Producers Guild of America Presidents Lucy Fisher and Gail Berman shared a statement, too.
“The Production Safety Task Force has been a priority for us at the Guild and we’re grateful to Lori McCreary, the seasoned producers of the Task Force, and all of our many members who have contributed to this endeavor that will guide us into our next chapter. As fellow producers, we all feel the need to get back to work while still making sure that our cast and crew are safe and protected. We hope that our guidelines will help make this new reality possible for independent producers and provide an accessible resource for the broader creative community.”
The PGA is also creating a “Tips from the Field” online resource where producers and department heads can post tips and insights from productions they’re working on, which sounds like a very cool way to share information between shows.
Then on top of all that, I took part in a series of panels and discussions this week called “Collectively Speaking: Production In a Pandemic” presented by NABShow, which is a series of panels and discussions about that very subject. The three-hour panel was made up of three sections, the first being about the production on the feature film, Ripple Effect, and the technology used to make that happen, the second being more about sports show production, and then there were four “breakout discussions.” I took part in one on “Production Hacks” that allowed questions from the attendees, and that ended up being absolutely fantastic as we were all able to share experiences and ask questions of the panelist after they talked about their own efforts to produce a show under pandemic protocols.
There is a lot going on in the world even in areas where COVID is still spreading wildly, making it hard to have people together in a soundstage or studio, but still, people are figuring out how to work, whether it’s at home or using new technology to keep everyone aware of their social distance.
I’ve been told that the “Collectively Speaking” panels will be available next week, and I hope to share more of the specific information that was shared once I’m able to disseminate all that was said in the three one-hour sessions.
Returning to work is on EVERYONE’s minds right now, and with IBC 2020 taking place next week, IBC has been going full-force on offering content and information for making movies and TV with COVID in mind. I thought this article was particularly interesting because it dealt with a number of products that have been created, designed specifically to deal with issues that might arise on set. It includes things like Cartoni’s UV-C Boxer (pictured) that can be used to safely sanitize cameras and accessories, and Luxibel’s UV-C fixtures, which include sensors to shut off when people are present but can disinfect sets and soundstages at other times.

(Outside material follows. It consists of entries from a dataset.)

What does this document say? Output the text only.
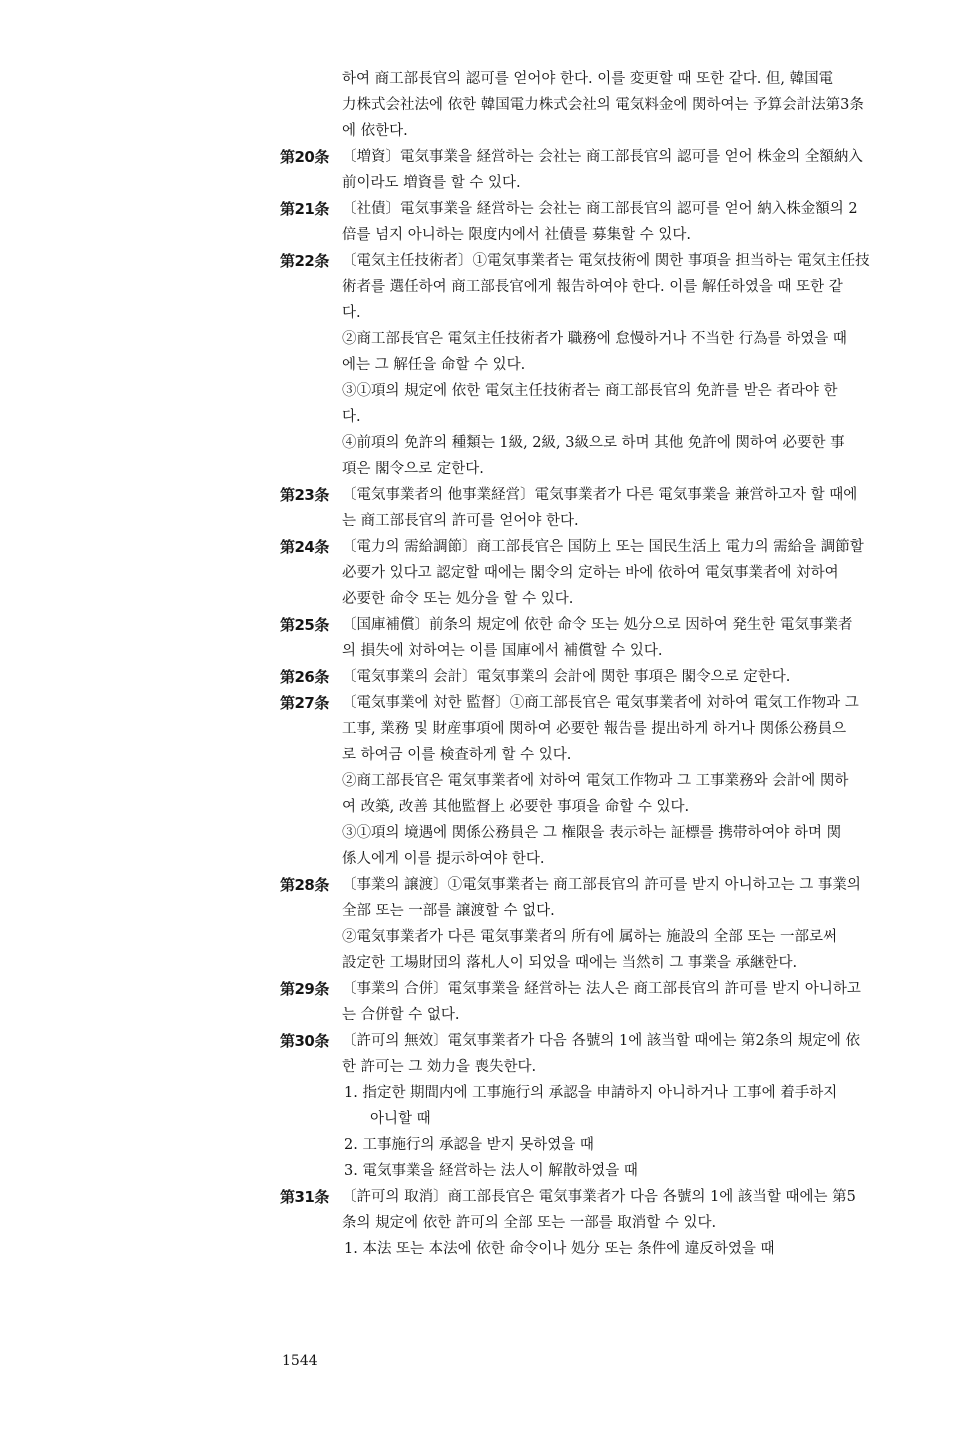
하여 商工部長官의 認可를 얻어야 한다. 이를 変更할 때 또한 같다. 但, 韓国電
力株式会社法에 依한 韓国電力株式会社의 電気料金에 関하여는 予算会計法第3条
에 依한다.
第20条 〔増資〕電気事業을 経営하는 会社는 商工部長官의 認可를 얻어 株金의 全額納入
前이라도 増資를 할 수 있다.
第21条 〔社債〕電気事業을 経営하는 会社는 商工部長官의 認可를 얻어 納入株金額의 2
倍를 넘지 아니하는 限度内에서 社債를 募集할 수 있다.
第22条 〔電気主任技術者〕①電気事業者는 電気技術에 関한 事項을 担当하는 電気主任技
術者를 選任하여 商工部長官에게 報告하여야 한다. 이를 解任하였을 때 또한 같
다.
②商工部長官은 電気主任技術者가 職務에 怠慢하거나 不当한 行為를 하였을 때
에는 그 解任을 命할 수 있다.
③①項의 規定에 依한 電気主任技術者는 商工部長官의 免許를 받은 者라야 한
다.
④前項의 免許의 種類는 1級, 2級, 3級으로 하며 其他 免許에 関하여 必要한 事
項은 閣令으로 定한다.
第23条 〔電気事業者의 他事業経営〕電気事業者가 다른 電気事業을 兼営하고자 할 때에
는 商工部長官의 許可를 얻어야 한다.
第24条 〔電力의 需給調節〕商工部長官은 国防上 또는 国民生活上 電力의 需給을 調節할
必要가 있다고 認定할 때에는 閣令의 定하는 바에 依하여 電気事業者에 対하여
必要한 命令 또는 処分을 할 수 있다.
第25条 〔国庫補償〕前条의 規定에 依한 命令 또는 処分으로 因하여 発生한 電気事業者
의 損失에 対하여는 이를 国庫에서 補償할 수 있다.
第26条 〔電気事業의 会計〕電気事業의 会計에 関한 事項은 閣令으로 定한다.
第27条 〔電気事業에 対한 監督〕①商工部長官은 電気事業者에 対하여 電気工作物과 그
工事, 業務 및 財産事項에 関하여 必要한 報告를 提出하게 하거나 関係公務員으
로 하여금 이를 検査하게 할 수 있다.
②商工部長官은 電気事業者에 対하여 電気工作物과 그 工事業務와 会計에 関하
여 改築, 改善 其他監督上 必要한 事項을 命할 수 있다.
③①項의 境遇에 関係公務員은 그 権限을 表示하는 証標를 携帯하여야 하며 関
係人에게 이를 提示하여야 한다.
第28条 〔事業의 譲渡〕①電気事業者는 商工部長官의 許可를 받지 아니하고는 그 事業의
全部 또는 一部를 譲渡할 수 없다.
②電気事業者가 다른 電気事業者의 所有에 属하는 施設의 全部 또는 一部로써
設定한 工場財団의 落札人이 되었을 때에는 当然히 그 事業을 承継한다.
第29条 〔事業의 合併〕電気事業을 経営하는 法人은 商工部長官의 許可를 받지 아니하고
는 合併할 수 없다.
第30条 〔許可의 無效〕電気事業者가 다음 各號의 1에 該当할 때에는 第2条의 規定에 依
한 許可는 그 効力을 喪失한다.
1. 指定한 期間内에 工事施行의 承認을 申請하지 아니하거나 工事에 着手하지
아니할 때
2. 工事施行의 承認을 받지 못하였을 때
3. 電気事業을 経営하는 法人이 解散하였을 때
第31条 〔許可의 取消〕商工部長官은 電気事業者가 다음 各號의 1에 該当할 때에는 第5
条의 規定에 依한 許可의 全部 또는 一部를 取消할 수 있다.
1. 本法 또는 本法에 依한 命令이나 処分 또는 条件에 違反하였을 때
1544
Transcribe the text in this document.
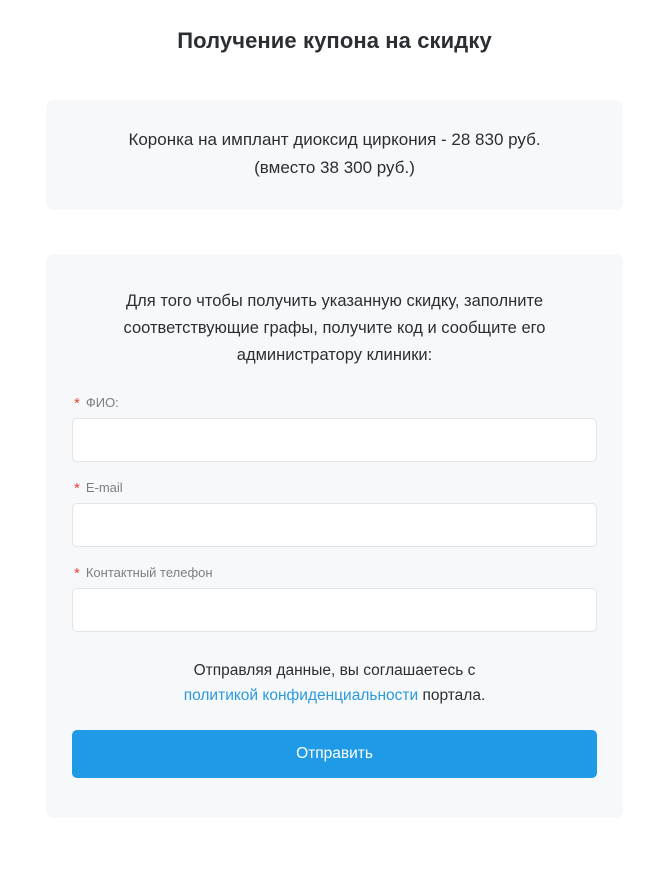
Получение купона на скидку

Коронка на имплант диоксид циркония - 28 830 руб.

(вместо 38 300 руб.)

Для того чтобы получить указанную скидку, заполните соответствующие графы, получите код и сообщите его администратору клиники:

* ФИО:
* E-mail
* Контактный телефон

Отправляя данные, вы соглашаетесь с
политикой конфиденциальности портала.

Отправить
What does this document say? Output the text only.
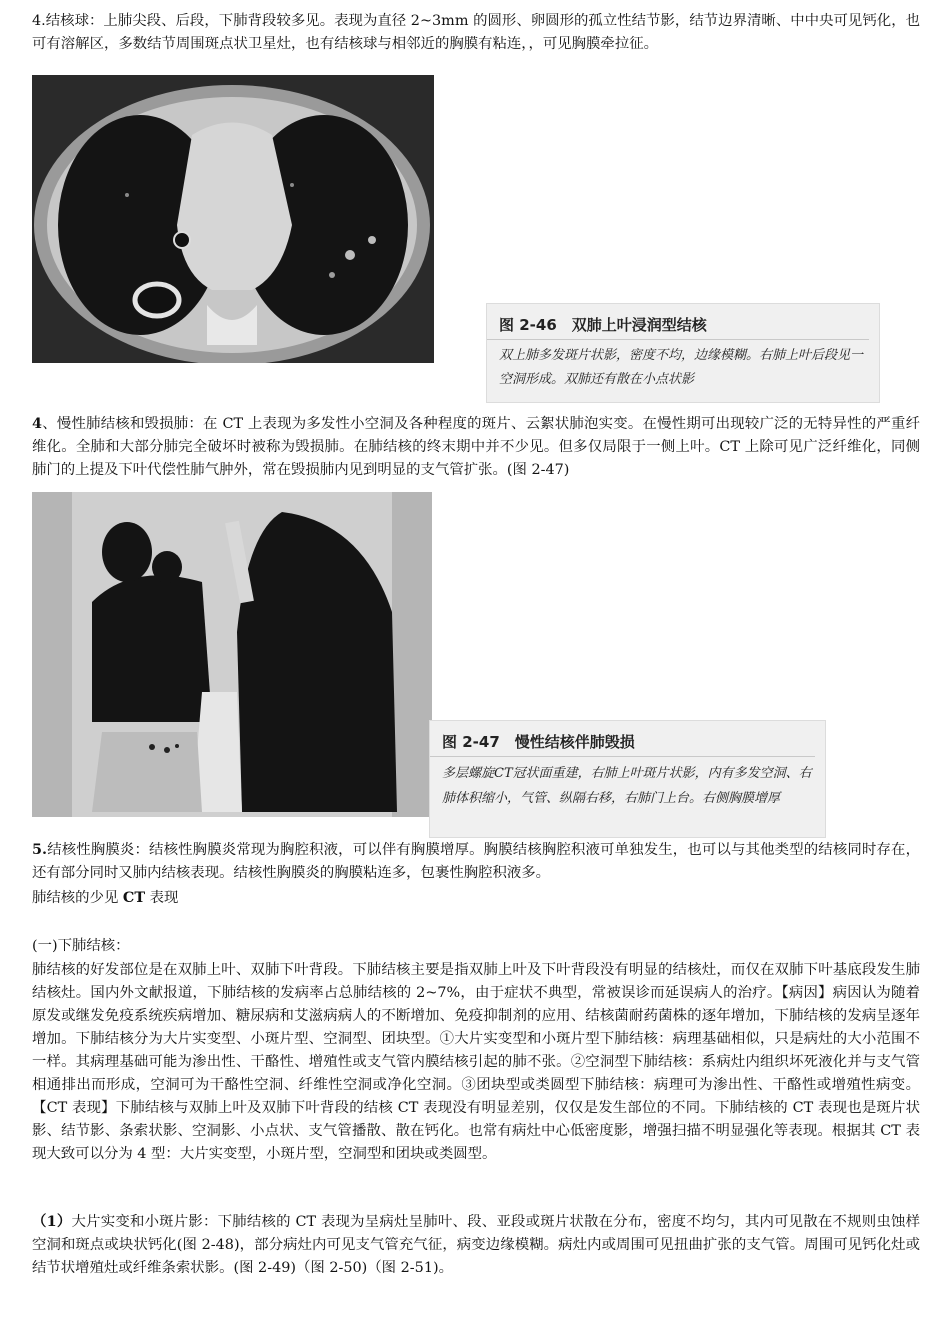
4.结核球：上肺尖段、后段，下肺背段较多见。表现为直径 2~3mm 的圆形、卵圆形的孤立性结节影，结节边界清晰、中中央可见钙化，也可有溶解区，多数结节周围斑点状卫星灶，也有结核球与相邻近的胸膜有粘连，，可见胸膜牵拉征。
图 2-46　双肺上叶浸润型结核
双上肺多发斑片状影，密度不均，边缘模糊。右肺上叶后段见一空洞形成。双肺还有散在小点状影
4、慢性肺结核和毁损肺：在 CT 上表现为多发性小空洞及各种程度的斑片、云絮状肺泡实变。在慢性期可出现较广泛的无特异性的严重纤维化。全肺和大部分肺完全破坏时被称为毁损肺。在肺结核的终末期中并不少见。但多仅局限于一侧上叶。CT 上除可见广泛纤维化，同侧肺门的上提及下叶代偿性肺气肿外，常在毁损肺内见到明显的支气管扩张。(图 2-47)
图 2-47　慢性结核伴肺毁损
多层螺旋CT冠状面重建，右肺上叶斑片状影，内有多发空洞、右肺体积缩小，气管、纵隔右移，右肺门上台。右侧胸膜增厚
5.结核性胸膜炎：结核性胸膜炎常现为胸腔积液，可以伴有胸膜增厚。胸膜结核胸腔积液可单独发生，也可以与其他类型的结核同时存在，还有部分同时又肺内结核表现。结核性胸膜炎的胸膜粘连多，包裹性胸腔积液多。
肺结核的少见 CT 表现
(一)下肺结核：
肺结核的好发部位是在双肺上叶、双肺下叶背段。下肺结核主要是指双肺上叶及下叶背段没有明显的结核灶，而仅在双肺下叶基底段发生肺结核灶。国内外文献报道，下肺结核的发病率占总肺结核的 2~7%，由于症状不典型，常被误诊而延误病人的治疗。【病因】病因认为随着原发或继发免疫系统疾病增加、糖尿病和艾滋病病人的不断增加、免疫抑制剂的应用、结核菌耐药菌株的逐年增加，下肺结核的发病呈逐年增加。下肺结核分为大片实变型、小斑片型、空洞型、团块型。①大片实变型和小斑片型下肺结核：病理基础相似，只是病灶的大小范围不一样。其病理基础可能为渗出性、干酪性、增殖性或支气管内膜结核引起的肺不张。②空洞型下肺结核：系病灶内组织坏死液化并与支气管相通排出而形成，空洞可为干酪性空洞、纤维性空洞或净化空洞。③团块型或类圆型下肺结核：病理可为渗出性、干酪性或增殖性病变。【CT 表现】下肺结核与双肺上叶及双肺下叶背段的结核 CT 表现没有明显差别，仅仅是发生部位的不同。下肺结核的 CT 表现也是斑片状影、结节影、条索状影、空洞影、小点状、支气管播散、散在钙化。也常有病灶中心低密度影，增强扫描不明显强化等表现。根据其 CT 表现大致可以分为 4 型：大片实变型，小斑片型，空洞型和团块或类圆型。
（1）大片实变和小斑片影：下肺结核的 CT 表现为呈病灶呈肺叶、段、亚段或斑片状散在分布，密度不均匀，其内可见散在不规则虫蚀样空洞和斑点或块状钙化(图 2-48)，部分病灶内可见支气管充气征，病变边缘模糊。病灶内或周围可见扭曲扩张的支气管。周围可见钙化灶或结节状增殖灶或纤维条索状影。(图 2-49)（图 2-50)（图 2-51)。
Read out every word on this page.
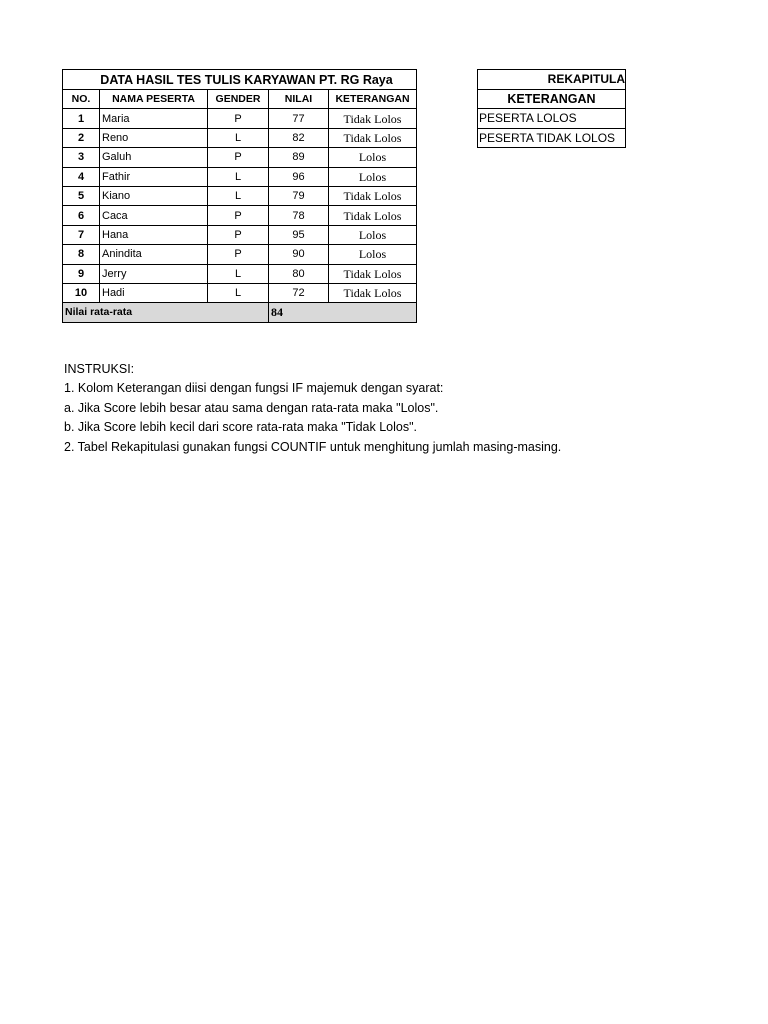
DATA HASIL TES TULIS KARYAWAN PT. RG Raya				
NO.	NAMA PESERTA	GENDER	NILAI	KETERANGAN
1	Maria	P	77	Tidak Lolos
2	Reno	L	82	Tidak Lolos
3	Galuh	P	89	Lolos
4	Fathir	L	96	Lolos
5	Kiano	L	79	Tidak Lolos
6	Caca	P	78	Tidak Lolos
7	Hana	P	95	Lolos
8	Anindita	P	90	Lolos
9	Jerry	L	80	Tidak Lolos
10	Hadi	L	72	Tidak Lolos
Nilai rata-rata			84	
REKAPITULA
KETERANGAN
PESERTA LOLOS
PESERTA TIDAK LOLOS
INSTRUKSI:
1. Kolom Keterangan diisi dengan fungsi IF majemuk dengan syarat:
a. Jika Score lebih besar atau sama dengan rata-rata maka "Lolos".
b. Jika Score lebih kecil dari score rata-rata maka "Tidak Lolos".
2. Tabel Rekapitulasi gunakan fungsi COUNTIF untuk menghitung jumlah masing-masing.
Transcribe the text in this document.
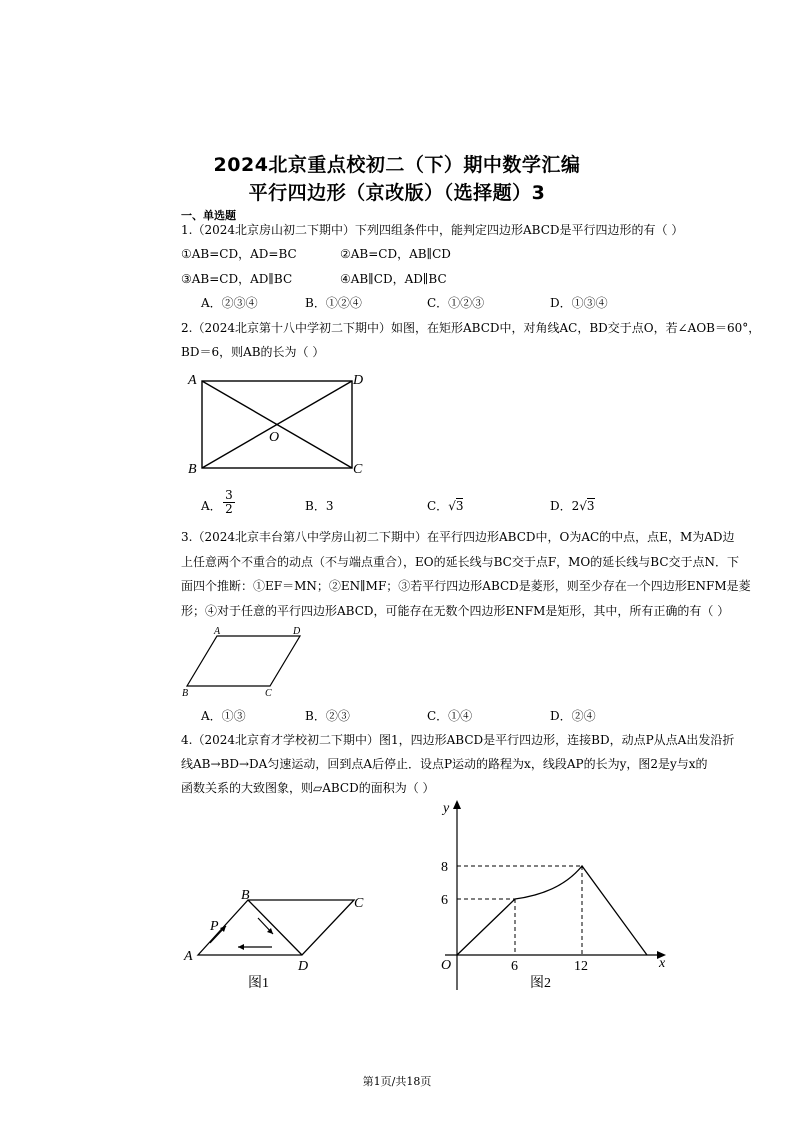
2024北京重点校初二（下）期中数学汇编
平行四边形（京改版）（选择题）3
一、单选题
1.（2024北京房山初二下期中）下列四组条件中，能判定四边形ABCD是平行四边形的有（ ）
①AB=CD，AD=BC	②AB=CD，AB∥CD
③AB=CD，AD∥BC	④AB∥CD，AD∥BC
A．②③④	B．①②④	C．①②③	D．①③④
2.（2024北京第十八中学初二下期中）如图，在矩形ABCD中，对角线AC，BD交于点O，若∠AOB＝60°，
BD＝6，则AB的长为（ ）
A	D
B	C
O
A．
3
2	B．3	C．√3	D．2√3
3.（2024北京丰台第八中学房山初二下期中）在平行四边形ABCD中，O为AC的中点，点E，M为AD边
上任意两个不重合的动点（不与端点重合），EO的延长线与BC交于点F，MO的延长线与BC交于点N．下
面四个推断：①EF＝MN；②EN∥MF；③若平行四边形ABCD是菱形，则至少存在一个四边形ENFM是菱
形；④对于任意的平行四边形ABCD，可能存在无数个四边形ENFM是矩形，其中，所有正确的有（ ）
A	D
B	C
A．①③	B．②③	C．①④	D．②④
4.（2024北京育才学校初二下期中）图1，四边形ABCD是平行四边形，连接BD，动点P从点A出发沿折
线AB→BD→DA匀速运动，回到点A后停止．设点P运动的路程为x，线段AP的长为y，图2是y与x的
函数关系的大致图象，则▱ABCD的面积为（ ）
A
B
C
D
P
图1
y
x
O
8
6
6	12
图2
第1页/共18页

There are even multiple devices and apps that are all about social distancing like Riedel Comunications’ DisTag Distance Monitor, which is exactly what it sounds like. Everyone on set wears it around their neck and it offers three types of alarms (vibrating, lights and sound) to warn when people are in closer proximity than allowed by local regulations.
It is absolutely amazing how everyone has been coming together and using their noggins to really make sure that shows and production can be resumed safely and efficiently, and between all of the above, we may get to a point where many of these things become standard practice even once there’s a vaccine.
Below the Line has been updated that Dick Wolf Productions‘ Chicago-based television projects will be moving forward with Chicago Med beginning to shoots its 13-episode season on September 22, and then Chicago P.D. and Chicago Fire will start shooting their 12-episode seasons beginning October 6. FX series, Fargo, has already begun filming its new season in Chicago, as well.